GitOps is just a set of rules for running a production environment, whether it's an internal development platform or a service that external customers use. These rules are based on the same methods that Google has been using internally since 2006.
We then combine our GitOps approach with Service Level Objectives (SLOs) to ensure we’re meeting our core platform objectives.
What are SLOs?
SLOs, or Service Level Objectives, are essentially how often you can fail without annoying your users. Site Reliability Engineering: How Google Runs Production Systems, the book that gave rise to the term SRE, popularised them.

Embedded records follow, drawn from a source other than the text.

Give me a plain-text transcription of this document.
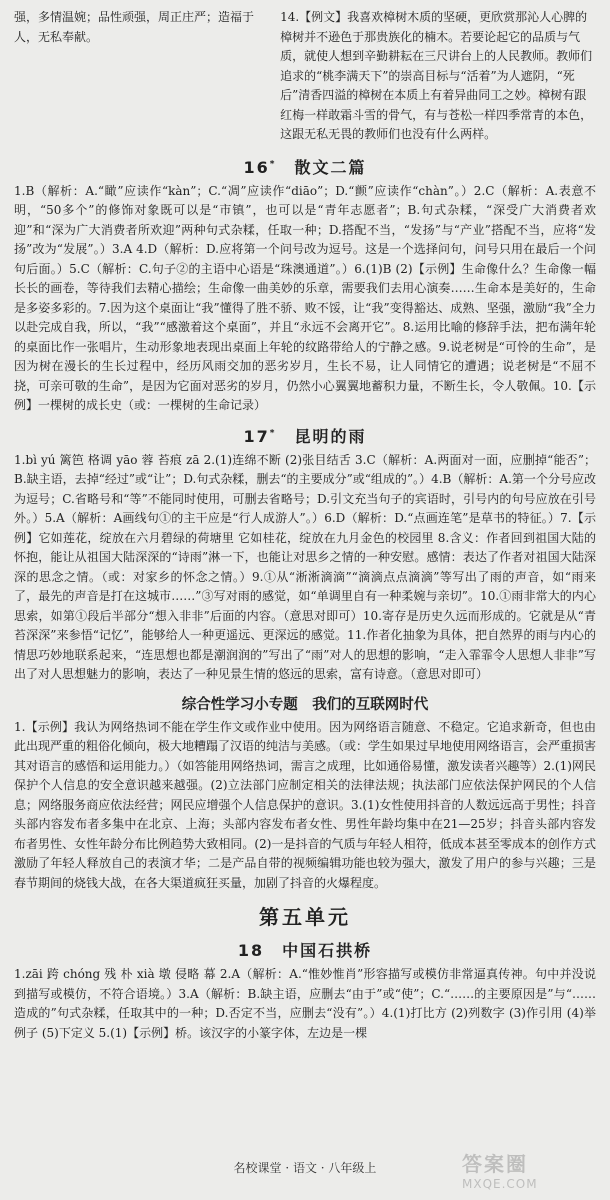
强，多情温婉；品性顽强，周正庄严；造福于人，无私奉献。

14.【例文】我喜欢樟树木质的坚硬，更欣赏那沁人心脾的樟树并不逊色于那贵族化的楠木。若要论起它的品质与气质，就使人想到辛勤耕耘在三尺讲台上的人民教师。教师们追求的“桃李满天下”的崇高目标与“活着”为人遮阴，“死后”清香四溢的樟树在本质上有着异曲同工之妙。樟树有跟红梅一样敢霜斗雪的骨气，有与苍松一样四季常青的本色，这跟无私无畏的教师们也没有什么两样。

16*　 散文二篇

1.B（解析：A.“瞰”应读作“kàn”；C.“凋”应读作“diāo”；D.“颤”应读作“chàn”。）2.C（解析：A.表意不明，“50多个”的修饰对象既可以是“市镇”，也可以是“青年志愿者”；B.句式杂糅，“深受广大消费者欢迎”和“深为广大消费者所欢迎”两种句式杂糅，任取一种；D.搭配不当，“发扬”与“产业”搭配不当，应将“发扬”改为“发展”。）3.A 4.D（解析：D.应将第一个问号改为逗号。这是一个选择问句，问号只用在最后一个问句后面。）5.C（解析：C.句子②的主语中心语是“珠澳通道”。）6.(1)B (2)【示例】生命像什么？生命像一幅长长的画卷，等待我们去精心描绘；生命像一曲美妙的乐章，需要我们去用心演奏……生命本是美好的，生命是多姿多彩的。7.因为这个桌面让“我”懂得了胜不骄、败不馁，让“我”变得豁达、成熟、坚强，激励“我”全力以赴完成自我，所以，“我”“感激着这个桌面”，并且“永远不会离开它”。8.运用比喻的修辞手法，把布满年轮的桌面比作一张唱片，生动形象地表现出桌面上年轮的纹路带给人的宁静之感。9.说老树是“可怜的生命”，是因为树在漫长的生长过程中，经历风雨交加的恶劣岁月，生长不易，让人同情它的遭遇；说老树是“不屈不挠，可亲可敬的生命”，是因为它面对恶劣的岁月，仍然小心翼翼地蓄积力量，不断生长，令人敬佩。10.【示例】一棵树的成长史（或：一棵树的生命记录）

17*　 昆明的雨

1.bì yú 篱笆 格调 yāo 蓉 苔痕 zā 2.(1)连绵不断 (2)张目结舌 3.C（解析：A.两面对一面，应删掉“能否”；B.缺主语，去掉“经过”或“让”；D.句式杂糅，删去“的主要成分”或“组成的”。）4.B（解析：A.第一个分号应改为逗号；C.省略号和“等”不能同时使用，可删去省略号；D.引文充当句子的宾语时，引号内的句号应放在引号外。）5.A（解析：A画线句①的主干应是“行人成游人”。）6.D（解析：D.“点画连笔”是草书的特征。）7.【示例】它如莲花，绽放在六月碧绿的荷塘里 它如桂花，绽放在九月金色的校园里 8.含义：作者回到祖国大陆的怀抱，能让从祖国大陆深深的“诗雨”淋一下，也能让对思乡之情的一种安慰。感情：表达了作者对祖国大陆深深的思念之情。（或：对家乡的怀念之情。）9.①从“淅淅滴滴”“滴滴点点滴滴”等写出了雨的声音，如“雨来了，最先的声音是打在这城市……”③写对雨的感觉，如“单调里自有一种柔婉与亲切”。10.①雨非常大的内心思索，如第①段后半部分“想入非非”后面的内容。（意思对即可）10.寄存是历史久远而形成的。它就是从“青苔深深”来参悟“记忆”，能够给人一种更遥远、更深远的感觉。11.作者化抽象为具体，把自然界的雨与内心的情思巧妙地联系起来，“连思想也都是潮润润的”写出了“雨”对人的思想的影响，“走入霏霏令人思想人非非”写出了对人思想魅力的影响，表达了一种见景生情的悠远的思索，富有诗意。（意思对即可）

综合性学习小专题　我们的互联网时代

1.【示例】我认为网络热词不能在学生作文或作业中使用。因为网络语言随意、不稳定。它追求新奇，但也由此出现严重的粗俗化倾向，极大地糟蹋了汉语的纯洁与美感。（或：学生如果过早地使用网络语言，会严重损害其对语言的感悟和运用能力。）（如答能用网络热词，需言之成理，比如通俗易懂，激发读者兴趣等）2.(1)网民保护个人信息的安全意识越来越强。(2)立法部门应制定相关的法律法规；执法部门应依法保护网民的个人信息；网络服务商应依法经营；网民应增强个人信息保护的意识。3.(1)女性使用抖音的人数远远高于男性；抖音头部内容发布者多集中在北京、上海；头部内容发布者女性、男性年龄均集中在21—25岁；抖音头部内容发布者男性、女性年龄分布比例趋势大致相同。(2)一是抖音的气质与年轻人相符，低成本甚至零成本的创作方式激励了年轻人释放自己的表演才华；二是产品自带的视频编辑功能也较为强大，激发了用户的参与兴趣；三是春节期间的烧钱大战，在各大渠道疯狂买量，加剧了抖音的火爆程度。

第五单元
18　 中国石拱桥

1.zāi 跨 chóng 残 朴 xià 墩 侵略 幕 2.A（解析：A.“惟妙惟肖”形容描写或模仿非常逼真传神。句中并没说到描写或模仿，不符合语境。）3.A（解析：B.缺主语，应删去“由于”或“使”；C.“……的主要原因是”与“……造成的”句式杂糅，任取其中的一种；D.否定不当，应删去“没有”。）4.(1)打比方 (2)列数字 (3)作引用 (4)举例子 (5)下定义 5.(1)【示例】桥。该汉字的小篆字体，左边是一棵

名校课堂 · 语文 · 八年级上	答案圈
MXQE.COM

To bring this closer to home, the SLA (Service Level Agreement) is a close relative of the SLO, i.e. an SLO with a contract attached. SLAs are commonplace, whether you look at Amazon Web Services or your preferred cloud provider. Elastic Kubernetes Service, for example, offers an SLA of 99.95%, which means that if they are down for more than 21 minutes and 54 seconds in a month, they pay you, the customer, a percentage of the service fee.
SLOs must be built into the fabric of your Landing Zone for one simple reason: If you don't clearly manage expectations via SLOs, your customers will subconsciously set even higher ones for you.
Here is a list of examples of SLOs that we use and the SLIs that go with them:
|Account Vending||The account is usable by the requesting person within one business day of the request being submitted.||80%|
|User Provisioning||The user is provided with credentials within four business hours of the request being submitted.||90%|
|User Access||After the request is sent, the user gets access within 4 business hours.||90%|
|IAC Compliance Scanning||A full run of the compliance scan finishes in under 3 minutes.||95%|
|SAST Coding||Within 3 minutes, the SAST tooling successfully serves a request.||95%|
Our most recent platform is accessible to the community that uses it, and we, the platform team, manage it based on our performance against our SLOs. We prioritise our work like any other good product team with our SLO performance in mind, ensuring we don't overengineer.
- If you’re building an internal platform that others depend on, you need to build it to scale, which means you must operate everything as code.
- If you’re not treating your platform as a product, it's likely you're not listening to your customers, and you are at risk of overengineering (an antipattern in lean).
- Whatever you do, don't let your platform or any of your production services be built by “ClickOps”!
- SLOs are a good tool that can help you operate your platform to the right level.